Quatre mesures défendues par les CDF pour soutenir les cabinets dentaires

1 septembre 2020
La crise sanitaire liée à la COVID-19 a sérieusement fragilisé les TPE et PME françaises. Dans le cadre du plan de relance de l'économie française, qui sera annoncé le 2 septembre prochain par le gouvernement, les Chirurgiens-Dentistes de France (les CDF) défendent quatre mesures effectives pour soutenir les cabinets dentaires.

CP

Ces mesures s’articulent autour de trois axes : le maintien et la relance de l’emploi, le soutien à l’investissement et la simplification.

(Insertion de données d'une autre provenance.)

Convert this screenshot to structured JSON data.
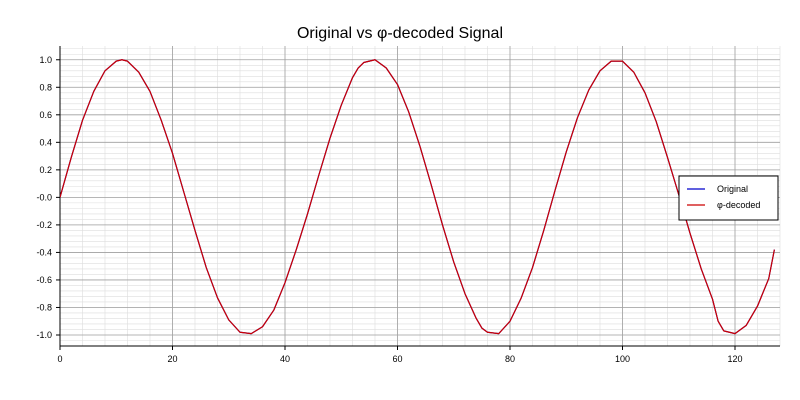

Première demande : supprimer la taxe sur les salaires, qui constitue aujourd'hui l'un des plus gros handicaps face à l'embauche ou, a minima, étendre la règle appliquée aujourd'hui aux centres de santé à l’ensemble les structures libérales de soins, pour qu’elles bénéficient du même abattement sur le montant annuel de la taxe sur les salaires dont elles sont redevables.

Deuxième demande : libérer l’investissement dans nos petites structures et encourager les cabinets libéraux à renouveler leurs équipements et outillages. Actuellement, les entreprises sont autorisées à comprendre parmi leurs charges immédiatement déductibles le prix d'acquisition des matériels et outillages d'une valeur unitaire hors taxes n'excédant pas 500 €. Les CDF proposent que le seuil d'amortissement soit relevé à 1000 €.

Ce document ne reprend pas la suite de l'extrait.